For accuracy, the tablet formulation was spiked with known quantities of LMD and DTG at 50%, 100% and 150% concentration levels and evaluated using the proposed method. Percentage recoveries of added LMD and DTG have been evaluated thrice and the findings are given as mean recovery. Recovery values (Table 2) for LMD and DTG ranged from 98.88-99.81% and 99.03-100.28%, respectively. The results confirm the adequate accuracy of the method developed.

Robustness

By changing of few chromatographic conditions, then observe the system suitability parameters such as tailing factor, resolution and theoretical plates were evaluated and verified the method. The conditions verified are Flow rate (1.0 ± 0.1 ml/min), pH (3.5± 0.1), Ratio of acetonitrile in mobile phase (50±5%), Column temperature (25 ± 2 oC), Wavelength (258 ± 2 nm). The robustness data was shown in (Table 3).

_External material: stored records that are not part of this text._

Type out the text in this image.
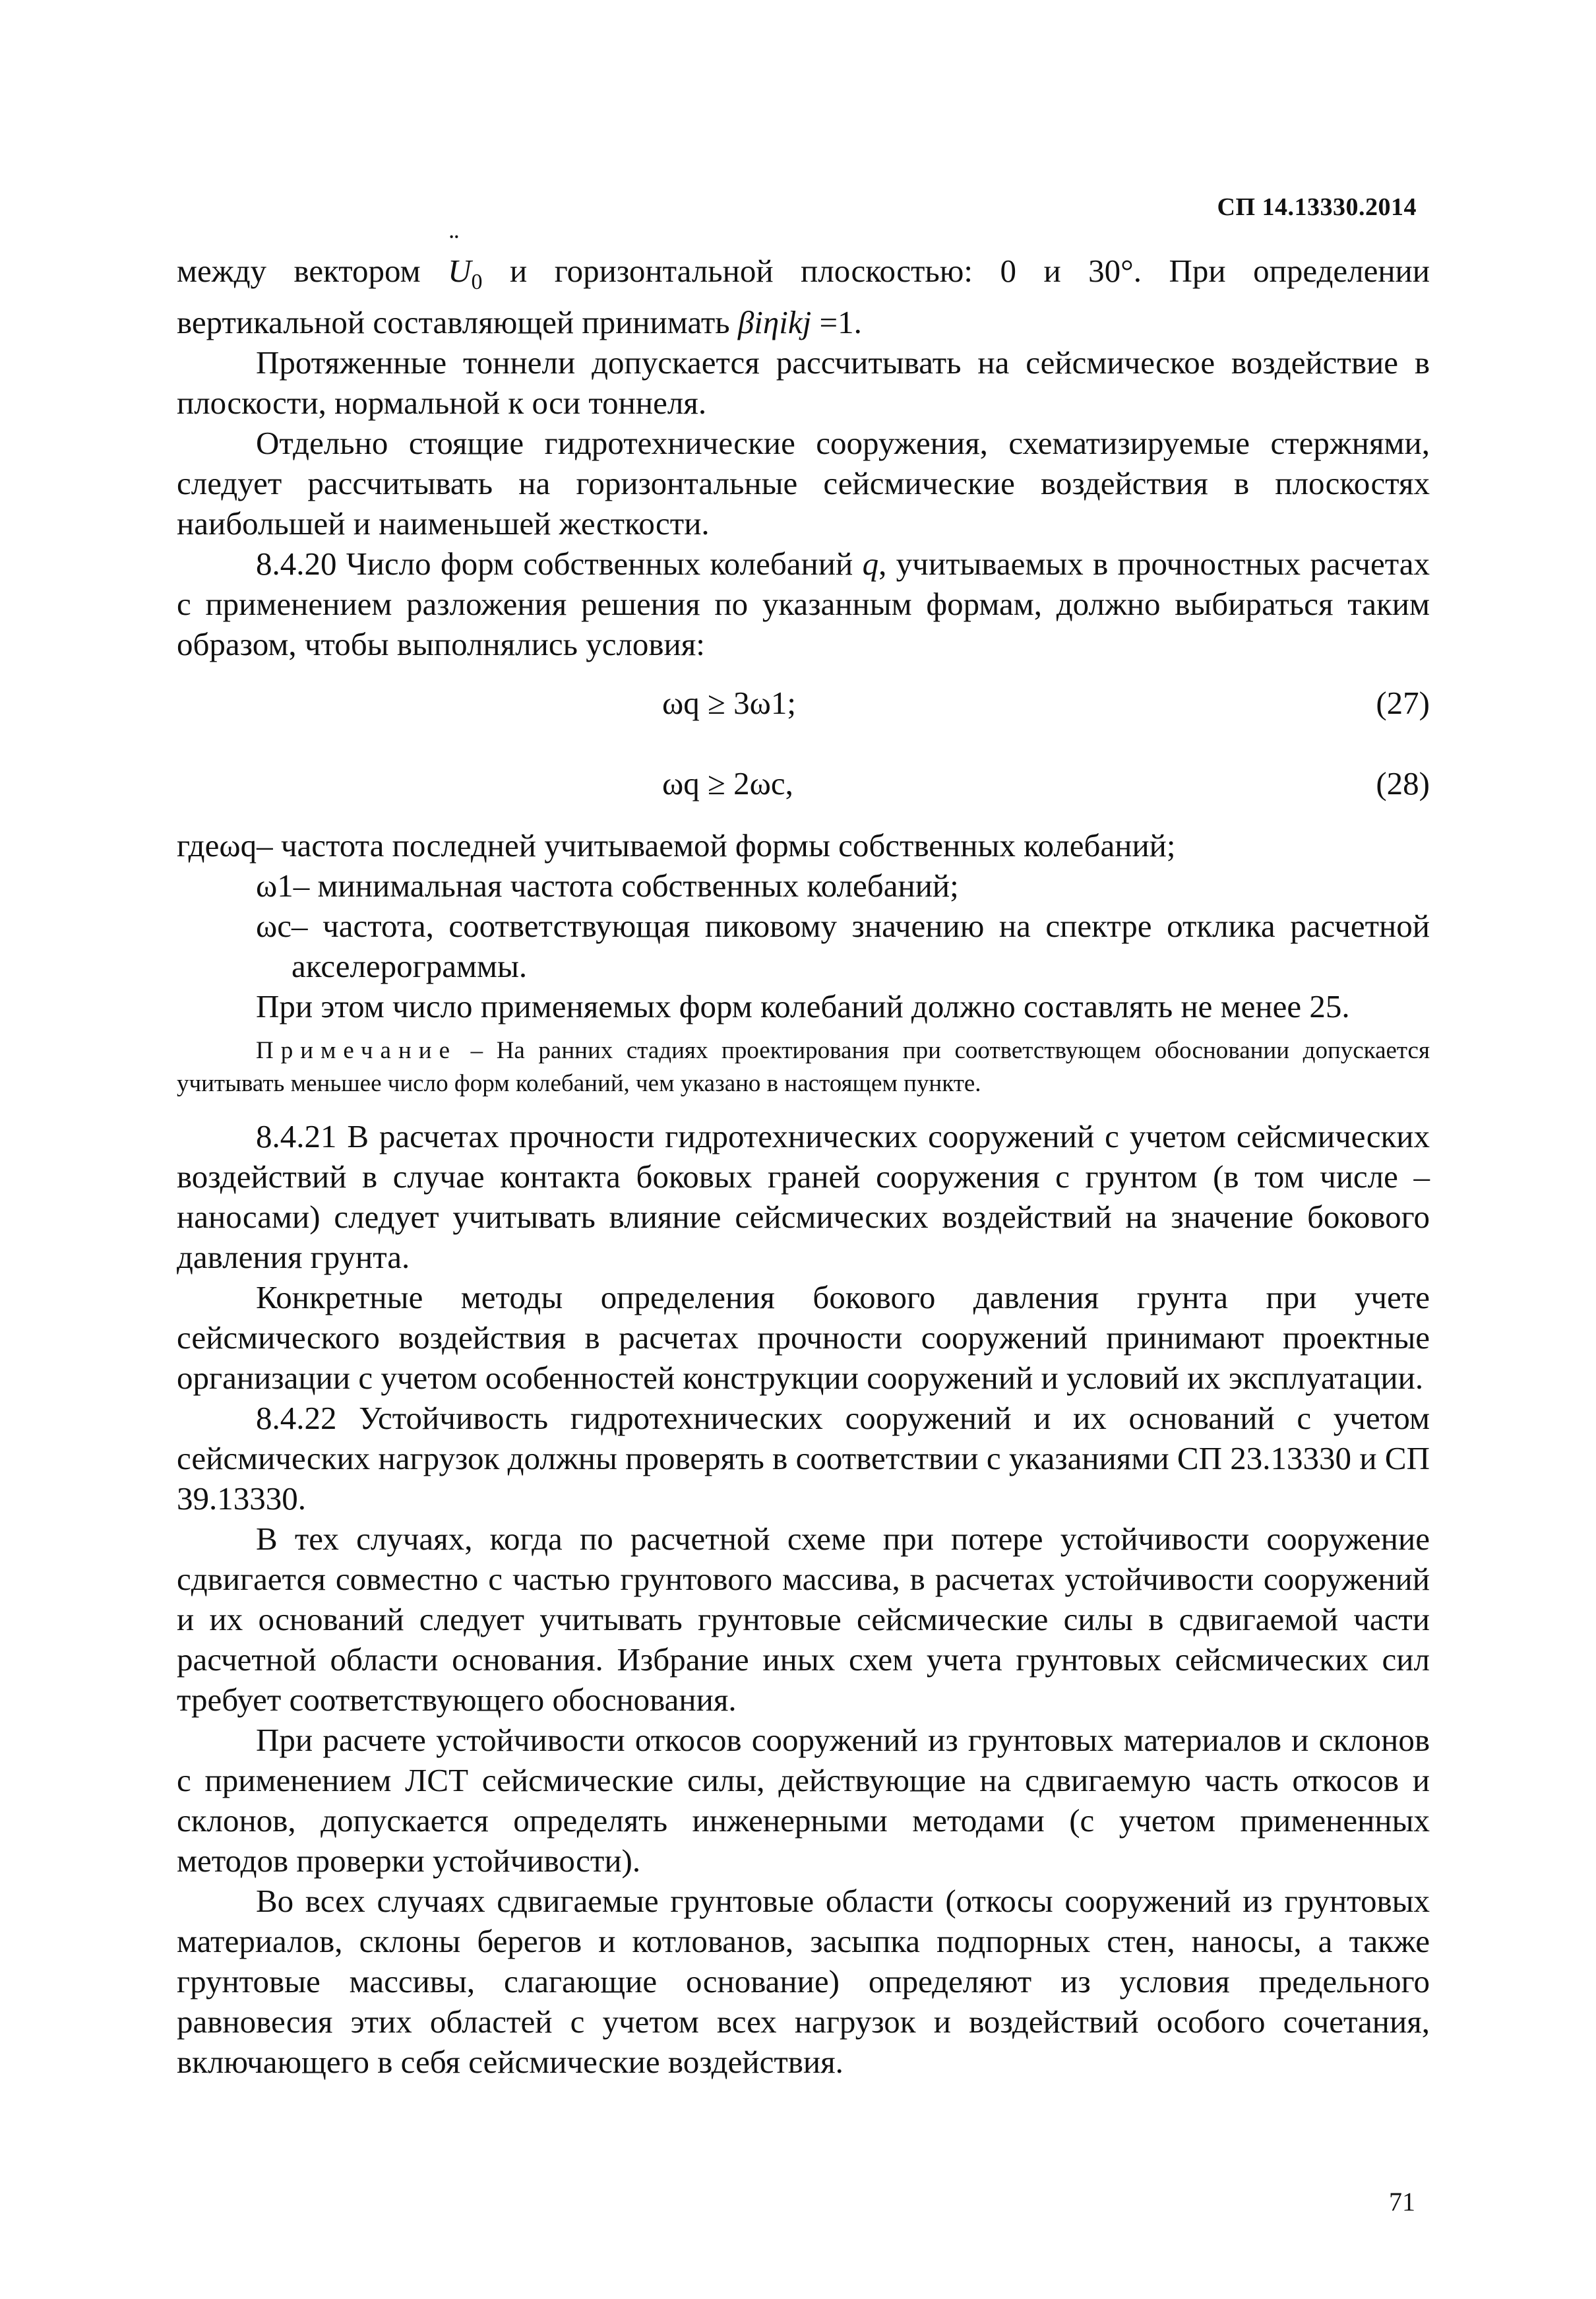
СП 14.13330.2014

между вектором ¨ $U_0$ и горизонтальной плоскостью: 0 и 30°. При определении вертикальной составляющей принимать βiηikj =1.

Протяженные тоннели допускается рассчитывать на сейсмическое воздействие в плоскости, нормальной к оси тоннеля.

Отдельно стоящие гидротехнические сооружения, схематизируемые стержнями, следует рассчитывать на горизонтальные сейсмические воздействия в плоскостях наибольшей и наименьшей жесткости.

8.4.20 Число форм собственных колебаний q, учитываемых в прочностных расчетах с применением разложения решения по указанным формам, должно выбираться таким образом, чтобы выполнялись условия:

ωq ≥ 3ω1;	(27)
ωq ≥ 2ωc,	(28)
где ωq – частота последней учитываемой формы собственных колебаний;
ω1 – минимальная частота собственных колебаний;
ωc – частота, соответствующая пиковому значению на спектре отклика расчетной акселерограммы.

При этом число применяемых форм колебаний должно составлять не менее 25.

Примечание – На ранних стадиях проектирования при соответствующем обосновании допускается учитывать меньшее число форм колебаний, чем указано в настоящем пункте.

8.4.21 В расчетах прочности гидротехнических сооружений с учетом сейсмических воздействий в случае контакта боковых граней сооружения с грунтом (в том числе – наносами) следует учитывать влияние сейсмических воздействий на значение бокового давления грунта.

Конкретные методы определения бокового давления грунта при учете сейсмического воздействия в расчетах прочности сооружений принимают проектные организации с учетом особенностей конструкции сооружений и условий их эксплуатации.

8.4.22 Устойчивость гидротехнических сооружений и их оснований с учетом сейсмических нагрузок должны проверять в соответствии с указаниями СП 23.13330 и СП 39.13330.

В тех случаях, когда по расчетной схеме при потере устойчивости сооружение сдвигается совместно с частью грунтового массива, в расчетах устойчивости сооружений и их оснований следует учитывать грунтовые сейсмические силы в сдвигаемой части расчетной области основания. Избрание иных схем учета грунтовых сейсмических сил требует соответствующего обоснования.

При расчете устойчивости откосов сооружений из грунтовых материалов и склонов с применением ЛСТ сейсмические силы, действующие на сдвигаемую часть откосов и склонов, допускается определять инженерными методами (с учетом примененных методов проверки устойчивости).

Во всех случаях сдвигаемые грунтовые области (откосы сооружений из грунтовых материалов, склоны берегов и котлованов, засыпка подпорных стен, наносы, а также грунтовые массивы, слагающие основание) определяют из условия предельного равновесия этих областей с учетом всех нагрузок и воздействий особого сочетания, включающего в себя сейсмические воздействия.

71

Specificity / stability indicating nature / degradation study

Different stress conditions were applied such as acid hydrolysis, neutral hydrolysis, base hydrolysis, oxidative degradation, thermal degradation and photolytic degradation. The percent degradation and percent assay of LMD and DTG were depicted in Table 4. In all cases, the method was capable of separating degradation products from the LMD and DTG (Figure 3). The peak purity of LMD and DTG stressed samples were also determined (Table 4).

Conclusions

Stability indicating HPLC method was developed to evaluate LMD and DTG in combined dosage form. The chromatographic separation was t achieved by using the column Cosmicsil C18. The complete analytical run time was 6 minutes. The method suggested showed good recovery in the presence of tablet excipients. The method was also precise, sensitive, selective and robust. Degradation data was suggested to develop HPLC method was specific and stability indicating. This method can be employed to quantify LMD and DTG in quality control test for analytical laboratories.